The subject device adds two single-leg configurations; right and left leg configurations. Each of these additional configurations come with all of the size/shape variations of the double leg device, as well as the different Sensor Shoe sizes. The difference between the single-leg versions and the double-leg version is simple. One of the legs, from the hip joint down has been removed from the main unit, and it is replaced by a long cord that attaches to one of the sensor shoes. The sensor shoe still provides floor reaction force sensor readings, but no assistance is provided for the side with no device leg.
Though different questions about safety may seem like to arise due to the difference in configurations, the non-clinical performance testing also applies to the new single-leg versions. Safety is therefore not compromised.
5.8.5 Similarities and Differences of Clinical Performance Data
In addition to the clinical studies presented for the predicate device that demonstrated safety and efficacy for spinal cord injury, the additional studies presented for the subject device increases the robustness of evidence supporting safety and efficacy.
Stroke is a new indication. Safety and effectiveness for this population is supported by many
20
clinical studies, although the significance level of the changes in outcome measures that show effectiveness vary among the studies.
The most representative finding comes from a comparative clinical study for 16 post stroke subjects (8 with HAL and 8 with conventional gait rehabilitation). All subjects were new stroke survivors who underwent conventional rehabilitation until their gait function ceased to improve, showing the end of natural recovery as well as the limits of the effects of conventional rehabilitation.
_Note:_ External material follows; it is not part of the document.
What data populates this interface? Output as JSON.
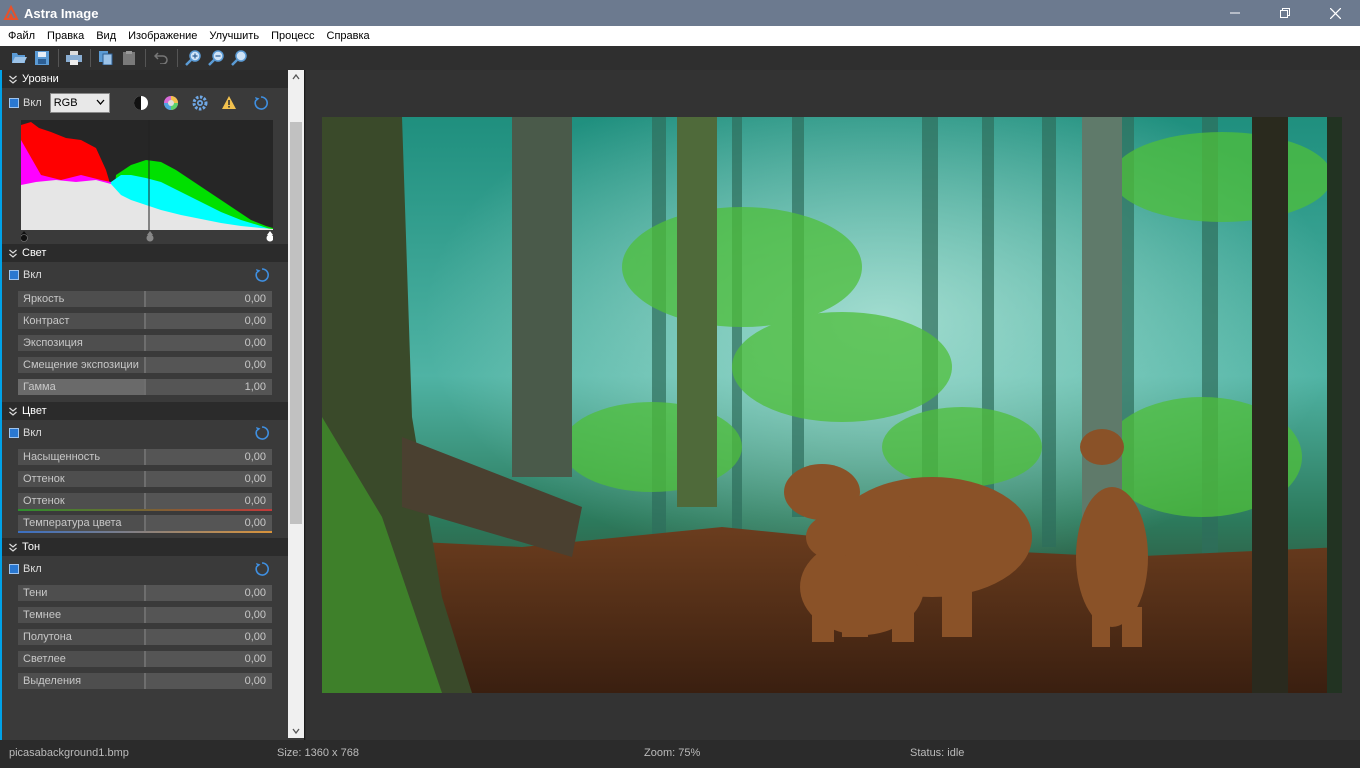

This timing was determined through monitoring of weekly measurements of the 10 meter walk speed. Once gait function ceased to improve from conventional rehabilitation, subjects started the comparative intervention, and results after a 5 week treatment program (5 sessions per week) were compared to show significant differences between the two groups. The group that used the HAL showed great additional improvement (greater than the MCID) whereas the group that continued conventional qait rehabilitation did not show much change. The results of the control group indirectly proves that the criteria used to identify the "end" of natural recovery & rehabilitation was valid, which in turn suggests that the treatment with HAL provides additional improvements for patients in this population.
Patients with progressive neuromuscular disease are not the typical population to use this type of medical device. However a GCP clinical trial and post market survey in Japan shows temporary effects for this population. Although the speed of disease progression greatly depends on the type of disease and the progression phase, as a group, treatment with the HAL helped patients maintain their physical function (distance walked in 2 minutes) above the baseline level before starting treatment for over 1.5 years. Also noteworthy was the finding that CK (Creatine Kinase) levels did not elevate after treatment and instead showed a slight tendency to decrease, which suggests that treatment with HAL does not lead to overuse or excessively burden the muscles when used for patients in this population.
5.9 Conclusions
Based on the information above with comparisons of intended use, indications for use, and technological characteristics, the new differences that raise different questions of safety and effectiveness were addressed, and we believe that the subject device is as safe and effective as, and therefore substantially equivalent to, the identified predicate device.